Moi, ce que j’aime, c’est les monstres se présente sous la forme du journal personnel de Karen Reyes. Chacune des 416 pages de l’album est dessinée sur des feuilles lignées et trouées, ce qui renforce encore plus l’intimité du récit, et l’impression de lire les pensées secrètes d’une jeune fille.

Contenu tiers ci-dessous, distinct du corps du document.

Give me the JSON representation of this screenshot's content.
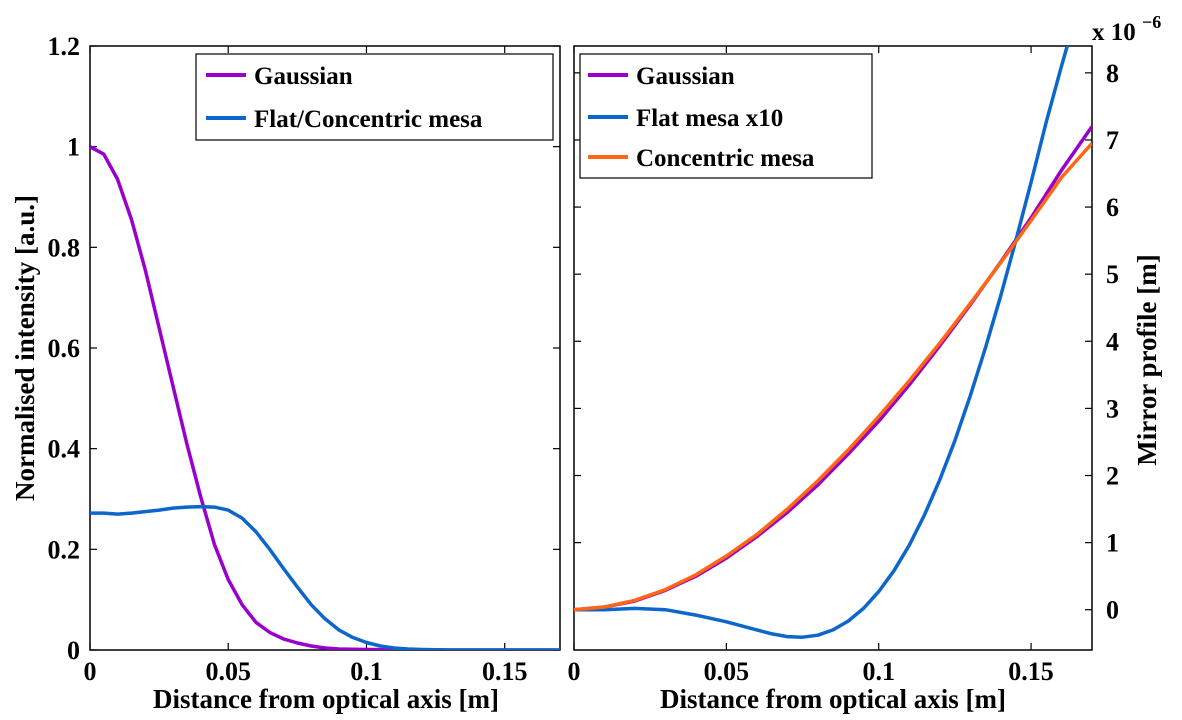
{
  "chart_data": [
    {
      "type": "line",
      "xlabel": "Distance from optical axis [m]",
      "ylabel": "Normalised intensity [a.u.]",
      "xlim": [
        0,
        0.17
      ],
      "ylim": [
        0,
        1.2
      ],
      "xticks": [
        0,
        0.05,
        0.1,
        0.15
      ],
      "xtick_labels": [
        "0",
        "0.05",
        "0.1",
        "0.15"
      ],
      "yticks": [
        0,
        0.2,
        0.4,
        0.6,
        0.8,
        1,
        1.2
      ],
      "ytick_labels": [
        "0",
        "0.2",
        "0.4",
        "0.6",
        "0.8",
        "1",
        "1.2"
      ],
      "grid": false,
      "legend_position": "top-right",
      "colors": {
        "gaussian": "#9900cc",
        "flat": "#0d66cc"
      },
      "series": [
        {
          "name": "Gaussian",
          "x": [
            0,
            0.005,
            0.01,
            0.015,
            0.02,
            0.025,
            0.03,
            0.035,
            0.04,
            0.045,
            0.05,
            0.055,
            0.06,
            0.065,
            0.07,
            0.075,
            0.08,
            0.085,
            0.09,
            0.095,
            0.1,
            0.11,
            0.12,
            0.13,
            0.14,
            0.15,
            0.16,
            0.17
          ],
          "y": [
            1.0,
            0.985,
            0.935,
            0.855,
            0.755,
            0.64,
            0.525,
            0.41,
            0.305,
            0.21,
            0.14,
            0.09,
            0.055,
            0.035,
            0.022,
            0.014,
            0.008,
            0.004,
            0.002,
            0.0015,
            0.001,
            0.0005,
            0.0002,
            0,
            0,
            0,
            0,
            0
          ]
        },
        {
          "name": "Flat/Concentric mesa",
          "x": [
            0,
            0.005,
            0.01,
            0.015,
            0.02,
            0.025,
            0.03,
            0.035,
            0.04,
            0.045,
            0.05,
            0.055,
            0.06,
            0.065,
            0.07,
            0.075,
            0.08,
            0.085,
            0.09,
            0.095,
            0.1,
            0.105,
            0.11,
            0.115,
            0.12,
            0.125,
            0.13,
            0.14,
            0.15,
            0.16,
            0.17
          ],
          "y": [
            0.272,
            0.272,
            0.27,
            0.272,
            0.275,
            0.278,
            0.282,
            0.284,
            0.285,
            0.284,
            0.278,
            0.262,
            0.235,
            0.2,
            0.162,
            0.125,
            0.09,
            0.062,
            0.04,
            0.025,
            0.015,
            0.008,
            0.004,
            0.002,
            0.001,
            0.0005,
            0,
            0,
            0,
            0,
            0
          ]
        }
      ]
    },
    {
      "type": "line",
      "xlabel": "Distance from optical axis [m]",
      "ylabel": "Mirror profile [m]",
      "y_exponent_label": "x 10",
      "y_exponent_power": "−6",
      "xlim": [
        0,
        0.17
      ],
      "ylim": [
        -0.6,
        8.4
      ],
      "xticks": [
        0,
        0.05,
        0.1,
        0.15
      ],
      "xtick_labels": [
        "0",
        "0.05",
        "0.1",
        "0.15"
      ],
      "yticks": [
        0,
        1,
        2,
        3,
        4,
        5,
        6,
        7,
        8
      ],
      "ytick_labels": [
        "0",
        "1",
        "2",
        "3",
        "4",
        "5",
        "6",
        "7",
        "8"
      ],
      "grid": false,
      "legend_position": "top-left",
      "colors": {
        "gaussian": "#9900cc",
        "flat": "#0d66cc",
        "concentric": "#ff6611"
      },
      "series": [
        {
          "name": "Gaussian",
          "x": [
            0,
            0.01,
            0.02,
            0.03,
            0.04,
            0.05,
            0.06,
            0.07,
            0.08,
            0.09,
            0.1,
            0.11,
            0.12,
            0.13,
            0.14,
            0.15,
            0.16,
            0.17
          ],
          "y": [
            0,
            0.04,
            0.13,
            0.29,
            0.5,
            0.77,
            1.09,
            1.45,
            1.86,
            2.32,
            2.81,
            3.35,
            3.93,
            4.54,
            5.18,
            5.84,
            6.55,
            7.2
          ]
        },
        {
          "name": "Flat mesa x10",
          "x": [
            0,
            0.01,
            0.02,
            0.03,
            0.04,
            0.05,
            0.06,
            0.065,
            0.07,
            0.075,
            0.08,
            0.085,
            0.09,
            0.095,
            0.1,
            0.105,
            0.11,
            0.115,
            0.12,
            0.125,
            0.13,
            0.135,
            0.14,
            0.145,
            0.15,
            0.155,
            0.16,
            0.165,
            0.17
          ],
          "y": [
            0,
            0,
            0.02,
            0.0,
            -0.08,
            -0.18,
            -0.3,
            -0.36,
            -0.4,
            -0.41,
            -0.38,
            -0.3,
            -0.17,
            0.02,
            0.27,
            0.58,
            0.96,
            1.41,
            1.93,
            2.52,
            3.18,
            3.9,
            4.67,
            5.5,
            6.37,
            7.27,
            8.1,
            8.9,
            9.7
          ]
        },
        {
          "name": "Concentric mesa",
          "x": [
            0,
            0.01,
            0.02,
            0.03,
            0.04,
            0.05,
            0.06,
            0.07,
            0.08,
            0.09,
            0.1,
            0.11,
            0.12,
            0.13,
            0.14,
            0.15,
            0.16,
            0.17
          ],
          "y": [
            0,
            0.04,
            0.14,
            0.3,
            0.52,
            0.8,
            1.12,
            1.5,
            1.92,
            2.38,
            2.88,
            3.41,
            3.97,
            4.56,
            5.17,
            5.8,
            6.44,
            6.95
          ]
        }
      ]
    }
  ]
}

En alliant le texte et les illustrations bien au-delà de la simple case et du phylactère, dans un kaléidoscope visuel aussi touffu que poétique (parfois même psychédélique), Emil Ferris crée des compositions graphiques exceptionnelles, à mi-chemin entre le collage et le calepin de croquis, et plusieurs planches procurent rien de moins qu’un orgasme oculaire.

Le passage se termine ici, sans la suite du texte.